Through Aldrin’s momentous decision, some of the first words spoken on the moon were the words of Jesus Christ, who made the Earth and the moon!

Apollo 8 – a battle with militant atheism.

Aldrin had originally planned to share the event with the world over the radio, but NASA were having a big legal battle with the (ironically) ‘religiously zealous’ atheist Madelyn O’Hair who had taken on Nasa, as well as many other public organisations. She was a determined opponent of everything Christian and successfully fought mandatory school prayer and bible recitation in US public schools.

Apollo 8 was the first manned spacecraft to orbit the moon. On December 24, 1968, in what was the most watched television broadcast in the world at the time, the crew of Apollo 8 read in turn from the Genesis chapter 1. Bill Anders, Jim Lovell and Frank Borman recited the first ten verses of Genesis chapter one unashamedly in a world which was still mercifully free of political correctness,

Bill Anders,

“We are now approaching lunar sunrise, and for all the people back on Earth, the crew of Apollo 8 has a message that we would like to send to you.”

“In the beginning God created the heaven and the earth. And the earth was without form, and void; and darkness was upon the face of the deep. And the Spirit of God moved upon the face of the waters. And God said, Let there be light: and there was light. And God saw the light, that it was good: and God divided the light from the darkness.”

Jim Lovell,

And God called the light Day, and the darkness he called Night. And the evening and the morning were the first day. And God said, Let there be a firmament in the midst of the waters, and let it divide the waters from the waters. And God made the firmament, and divided the waters which were under the firmament from the waters which were above the firmament: and it was so. And God called the firmament Heaven. And the evening and the morning were the second day.

Frank Borman

And God said, Let the waters under the heaven be gathered together into one place, and let the dry land appear: and it was so. And God called the dry land Earth; and the gathering together of the waters called he Seas: and God saw that it was good.”

“And from the crew of Apollo 8, we close with good night, good luck, a Merry Christmas – and God bless all of you, all of you on the good Earth.

O’Hair wanted a ban on Nasa astronauts practising ‘religion’ (as she termed it) on earth, in space or “around and about the moon” while on duty. Her case against Nasa eventually fizzled out, but it did enough damage to change the tone of the Apollo 11 mission.  Aldrin had originally intended a much more pioneering Christopher Columbus-style Christian ceremony on the moon, but he was ordered to tone it down in the light of the lawsuit.

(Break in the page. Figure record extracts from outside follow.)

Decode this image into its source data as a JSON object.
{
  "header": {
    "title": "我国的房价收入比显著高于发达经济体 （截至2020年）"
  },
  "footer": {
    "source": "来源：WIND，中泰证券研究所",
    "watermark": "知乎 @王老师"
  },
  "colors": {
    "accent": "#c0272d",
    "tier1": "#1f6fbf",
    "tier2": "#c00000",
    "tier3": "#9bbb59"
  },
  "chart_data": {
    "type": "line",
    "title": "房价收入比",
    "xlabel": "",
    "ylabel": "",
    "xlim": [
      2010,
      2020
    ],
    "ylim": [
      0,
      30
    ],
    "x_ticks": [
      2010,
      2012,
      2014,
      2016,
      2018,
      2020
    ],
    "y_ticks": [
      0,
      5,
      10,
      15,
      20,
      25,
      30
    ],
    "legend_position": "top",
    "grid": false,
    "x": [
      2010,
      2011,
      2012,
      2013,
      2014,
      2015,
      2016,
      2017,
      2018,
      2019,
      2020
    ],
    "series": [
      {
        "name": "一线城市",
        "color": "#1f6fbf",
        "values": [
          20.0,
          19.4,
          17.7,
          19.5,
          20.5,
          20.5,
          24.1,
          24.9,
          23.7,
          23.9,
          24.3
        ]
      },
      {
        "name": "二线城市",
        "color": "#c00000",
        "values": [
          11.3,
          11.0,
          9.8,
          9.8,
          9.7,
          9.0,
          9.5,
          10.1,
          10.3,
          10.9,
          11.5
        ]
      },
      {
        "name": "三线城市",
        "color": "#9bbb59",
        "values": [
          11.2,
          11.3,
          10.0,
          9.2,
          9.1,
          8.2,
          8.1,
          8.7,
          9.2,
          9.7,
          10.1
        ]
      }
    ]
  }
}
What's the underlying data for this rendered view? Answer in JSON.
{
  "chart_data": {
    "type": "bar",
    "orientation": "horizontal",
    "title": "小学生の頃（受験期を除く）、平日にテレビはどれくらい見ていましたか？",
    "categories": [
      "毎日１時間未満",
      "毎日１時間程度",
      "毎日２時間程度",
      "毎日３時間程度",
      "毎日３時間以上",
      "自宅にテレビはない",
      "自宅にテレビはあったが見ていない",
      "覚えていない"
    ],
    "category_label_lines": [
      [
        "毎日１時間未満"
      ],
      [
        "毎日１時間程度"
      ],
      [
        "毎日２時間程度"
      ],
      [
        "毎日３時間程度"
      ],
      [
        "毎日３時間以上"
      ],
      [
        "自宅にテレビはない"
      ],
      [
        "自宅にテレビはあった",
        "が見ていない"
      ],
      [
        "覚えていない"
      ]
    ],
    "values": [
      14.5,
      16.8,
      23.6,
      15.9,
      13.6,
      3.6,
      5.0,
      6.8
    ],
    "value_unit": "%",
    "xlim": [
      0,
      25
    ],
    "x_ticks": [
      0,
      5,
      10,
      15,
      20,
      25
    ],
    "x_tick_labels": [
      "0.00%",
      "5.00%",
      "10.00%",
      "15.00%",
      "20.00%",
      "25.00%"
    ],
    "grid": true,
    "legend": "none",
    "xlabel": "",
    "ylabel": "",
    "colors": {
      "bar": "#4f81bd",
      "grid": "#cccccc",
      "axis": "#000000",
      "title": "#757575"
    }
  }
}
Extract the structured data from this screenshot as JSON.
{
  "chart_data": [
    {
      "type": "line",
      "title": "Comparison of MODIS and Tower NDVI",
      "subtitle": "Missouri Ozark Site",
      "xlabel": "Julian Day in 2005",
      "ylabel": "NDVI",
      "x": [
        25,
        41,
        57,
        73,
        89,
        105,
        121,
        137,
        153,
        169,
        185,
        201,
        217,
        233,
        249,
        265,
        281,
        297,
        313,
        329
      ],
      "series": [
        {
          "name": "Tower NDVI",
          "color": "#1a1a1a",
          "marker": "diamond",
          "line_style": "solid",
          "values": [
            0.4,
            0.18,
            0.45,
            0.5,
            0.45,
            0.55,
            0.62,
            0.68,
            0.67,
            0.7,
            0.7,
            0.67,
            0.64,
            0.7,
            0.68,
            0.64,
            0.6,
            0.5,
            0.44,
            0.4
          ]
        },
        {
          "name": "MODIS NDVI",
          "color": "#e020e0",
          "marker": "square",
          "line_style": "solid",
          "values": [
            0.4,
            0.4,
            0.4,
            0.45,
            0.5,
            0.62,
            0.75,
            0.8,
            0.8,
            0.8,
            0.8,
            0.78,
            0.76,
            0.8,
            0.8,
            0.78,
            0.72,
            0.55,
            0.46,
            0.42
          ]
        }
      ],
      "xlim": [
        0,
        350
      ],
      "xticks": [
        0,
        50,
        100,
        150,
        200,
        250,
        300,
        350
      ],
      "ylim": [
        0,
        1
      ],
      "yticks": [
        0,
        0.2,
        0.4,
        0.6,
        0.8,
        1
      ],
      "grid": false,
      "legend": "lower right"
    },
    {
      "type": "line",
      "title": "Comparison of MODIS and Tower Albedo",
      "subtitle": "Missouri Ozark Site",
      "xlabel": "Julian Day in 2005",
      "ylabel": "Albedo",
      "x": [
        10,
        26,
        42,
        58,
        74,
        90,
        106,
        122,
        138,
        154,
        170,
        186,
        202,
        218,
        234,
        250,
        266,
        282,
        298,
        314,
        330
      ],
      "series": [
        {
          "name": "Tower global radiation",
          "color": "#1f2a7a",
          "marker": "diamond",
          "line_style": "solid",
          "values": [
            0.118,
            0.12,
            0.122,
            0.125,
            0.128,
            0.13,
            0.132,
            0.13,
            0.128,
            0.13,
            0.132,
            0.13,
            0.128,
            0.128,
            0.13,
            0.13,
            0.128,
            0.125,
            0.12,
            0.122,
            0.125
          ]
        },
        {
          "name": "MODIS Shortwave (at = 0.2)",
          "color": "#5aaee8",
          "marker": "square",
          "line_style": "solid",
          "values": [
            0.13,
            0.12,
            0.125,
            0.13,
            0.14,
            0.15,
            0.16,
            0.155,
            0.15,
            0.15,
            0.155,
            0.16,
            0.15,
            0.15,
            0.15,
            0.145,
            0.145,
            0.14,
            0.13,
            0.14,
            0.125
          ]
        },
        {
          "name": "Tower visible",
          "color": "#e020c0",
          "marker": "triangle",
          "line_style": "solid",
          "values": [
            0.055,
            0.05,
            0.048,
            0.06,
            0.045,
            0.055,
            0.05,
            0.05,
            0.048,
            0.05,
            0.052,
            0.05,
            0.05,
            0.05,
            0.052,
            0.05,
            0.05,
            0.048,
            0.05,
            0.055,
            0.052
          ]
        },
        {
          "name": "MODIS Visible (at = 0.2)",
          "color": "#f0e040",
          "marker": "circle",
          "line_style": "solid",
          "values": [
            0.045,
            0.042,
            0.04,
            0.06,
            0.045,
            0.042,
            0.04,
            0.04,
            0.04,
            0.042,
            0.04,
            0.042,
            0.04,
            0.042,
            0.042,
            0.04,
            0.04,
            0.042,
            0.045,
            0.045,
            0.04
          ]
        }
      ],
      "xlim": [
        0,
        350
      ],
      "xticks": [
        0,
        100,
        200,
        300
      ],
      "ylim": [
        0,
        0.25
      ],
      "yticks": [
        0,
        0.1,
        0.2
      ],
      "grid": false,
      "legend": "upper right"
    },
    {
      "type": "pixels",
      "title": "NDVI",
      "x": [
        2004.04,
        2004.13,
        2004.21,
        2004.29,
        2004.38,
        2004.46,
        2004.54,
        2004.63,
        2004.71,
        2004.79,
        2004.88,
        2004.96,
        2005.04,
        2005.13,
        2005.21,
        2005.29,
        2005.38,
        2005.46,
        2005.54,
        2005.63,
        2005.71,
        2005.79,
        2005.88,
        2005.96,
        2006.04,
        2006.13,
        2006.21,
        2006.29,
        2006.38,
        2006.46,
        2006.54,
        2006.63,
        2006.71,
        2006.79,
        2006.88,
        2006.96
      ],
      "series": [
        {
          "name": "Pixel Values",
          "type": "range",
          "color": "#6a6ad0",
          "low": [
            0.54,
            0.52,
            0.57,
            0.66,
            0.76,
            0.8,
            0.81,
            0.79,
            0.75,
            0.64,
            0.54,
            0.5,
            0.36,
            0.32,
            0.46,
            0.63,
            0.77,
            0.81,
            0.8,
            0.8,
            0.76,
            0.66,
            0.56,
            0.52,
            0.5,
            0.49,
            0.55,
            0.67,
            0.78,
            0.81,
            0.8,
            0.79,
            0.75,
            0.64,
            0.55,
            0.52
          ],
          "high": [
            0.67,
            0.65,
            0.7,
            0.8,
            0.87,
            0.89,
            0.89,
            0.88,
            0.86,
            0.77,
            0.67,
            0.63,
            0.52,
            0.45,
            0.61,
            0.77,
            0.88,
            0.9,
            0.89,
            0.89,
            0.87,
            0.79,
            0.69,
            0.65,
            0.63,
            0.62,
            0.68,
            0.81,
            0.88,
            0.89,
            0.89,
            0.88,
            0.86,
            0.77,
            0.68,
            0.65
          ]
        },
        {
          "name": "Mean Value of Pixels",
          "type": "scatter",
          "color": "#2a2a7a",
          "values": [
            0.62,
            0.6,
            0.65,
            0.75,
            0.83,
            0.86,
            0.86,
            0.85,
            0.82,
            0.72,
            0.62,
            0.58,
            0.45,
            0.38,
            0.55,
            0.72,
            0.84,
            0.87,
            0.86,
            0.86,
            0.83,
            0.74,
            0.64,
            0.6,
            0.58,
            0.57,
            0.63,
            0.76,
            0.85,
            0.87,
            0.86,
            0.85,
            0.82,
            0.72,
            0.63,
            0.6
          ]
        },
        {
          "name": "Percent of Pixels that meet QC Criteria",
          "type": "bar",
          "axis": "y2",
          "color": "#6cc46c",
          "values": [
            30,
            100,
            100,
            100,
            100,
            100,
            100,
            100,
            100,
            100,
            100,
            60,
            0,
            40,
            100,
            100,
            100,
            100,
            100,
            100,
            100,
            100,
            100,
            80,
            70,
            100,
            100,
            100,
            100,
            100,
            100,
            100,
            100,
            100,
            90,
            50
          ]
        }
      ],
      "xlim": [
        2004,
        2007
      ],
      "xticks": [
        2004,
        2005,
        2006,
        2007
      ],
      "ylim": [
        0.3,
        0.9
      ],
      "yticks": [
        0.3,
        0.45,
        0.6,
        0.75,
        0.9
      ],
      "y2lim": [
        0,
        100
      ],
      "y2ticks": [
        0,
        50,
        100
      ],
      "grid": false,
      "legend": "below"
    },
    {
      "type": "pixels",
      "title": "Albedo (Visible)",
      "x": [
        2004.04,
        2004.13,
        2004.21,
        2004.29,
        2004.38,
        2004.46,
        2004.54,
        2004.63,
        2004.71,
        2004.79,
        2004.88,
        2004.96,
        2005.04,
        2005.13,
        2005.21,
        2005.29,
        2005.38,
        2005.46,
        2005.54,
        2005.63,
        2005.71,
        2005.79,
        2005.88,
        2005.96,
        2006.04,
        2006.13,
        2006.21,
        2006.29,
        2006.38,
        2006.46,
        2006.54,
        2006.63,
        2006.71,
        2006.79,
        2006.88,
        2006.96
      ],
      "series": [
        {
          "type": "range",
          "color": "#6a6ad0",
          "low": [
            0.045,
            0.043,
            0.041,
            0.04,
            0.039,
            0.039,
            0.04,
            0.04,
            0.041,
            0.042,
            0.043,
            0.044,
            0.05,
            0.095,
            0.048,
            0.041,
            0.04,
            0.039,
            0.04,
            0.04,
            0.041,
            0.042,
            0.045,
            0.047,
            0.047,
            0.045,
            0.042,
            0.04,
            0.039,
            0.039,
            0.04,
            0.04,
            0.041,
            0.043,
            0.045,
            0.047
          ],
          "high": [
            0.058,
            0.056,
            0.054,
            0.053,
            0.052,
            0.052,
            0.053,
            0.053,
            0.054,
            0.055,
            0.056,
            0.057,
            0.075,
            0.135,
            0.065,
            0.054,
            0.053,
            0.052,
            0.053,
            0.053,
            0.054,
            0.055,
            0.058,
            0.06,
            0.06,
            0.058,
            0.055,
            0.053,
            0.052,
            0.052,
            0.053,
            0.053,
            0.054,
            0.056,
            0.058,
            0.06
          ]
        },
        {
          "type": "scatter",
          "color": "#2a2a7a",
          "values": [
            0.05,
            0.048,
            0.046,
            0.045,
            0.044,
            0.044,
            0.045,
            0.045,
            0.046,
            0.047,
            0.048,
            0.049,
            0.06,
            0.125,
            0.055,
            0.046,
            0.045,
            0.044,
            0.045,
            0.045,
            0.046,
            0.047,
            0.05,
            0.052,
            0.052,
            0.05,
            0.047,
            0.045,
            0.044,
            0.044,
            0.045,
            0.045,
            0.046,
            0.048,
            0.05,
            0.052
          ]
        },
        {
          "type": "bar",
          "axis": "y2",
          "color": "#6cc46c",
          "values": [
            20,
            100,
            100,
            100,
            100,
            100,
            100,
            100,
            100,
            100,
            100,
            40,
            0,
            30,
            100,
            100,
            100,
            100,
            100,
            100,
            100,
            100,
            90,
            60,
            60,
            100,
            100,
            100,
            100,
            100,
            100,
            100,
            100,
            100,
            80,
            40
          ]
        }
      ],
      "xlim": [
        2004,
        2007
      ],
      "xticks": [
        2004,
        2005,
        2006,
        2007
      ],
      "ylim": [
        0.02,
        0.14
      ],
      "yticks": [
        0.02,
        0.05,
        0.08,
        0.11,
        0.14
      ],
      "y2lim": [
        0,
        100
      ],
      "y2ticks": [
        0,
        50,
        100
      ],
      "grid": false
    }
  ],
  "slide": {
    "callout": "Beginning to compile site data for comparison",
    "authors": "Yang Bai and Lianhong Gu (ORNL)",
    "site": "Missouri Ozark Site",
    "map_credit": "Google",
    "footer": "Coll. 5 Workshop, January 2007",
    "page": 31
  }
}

The conclusion of Madelyn O’Hair’s life mission was very tragic. In 1995, she was murdered along with her son Jon and granddaughter Robin. After a long search, their dismembered and charred bodies were found in a field. Her former employee and fellow atheist activist David Waters masterminded a plot to rob and murder her.

Apollo 11 was a successful mission and Bible Believing Christian Buzz Aldrin was not stopped from celebrating his love for Jesus Christ as the first ever ceremony to be performed on the moon. His mission was completed and he was allowed to express his Christian faith, as were the Apollo 8 astronauts.

Three thousand years ago, King Solomon gave a warning in the bible, a prophecy in this unfortunate case,

No harm comes to the godly, but the wicked have their fill of trouble.”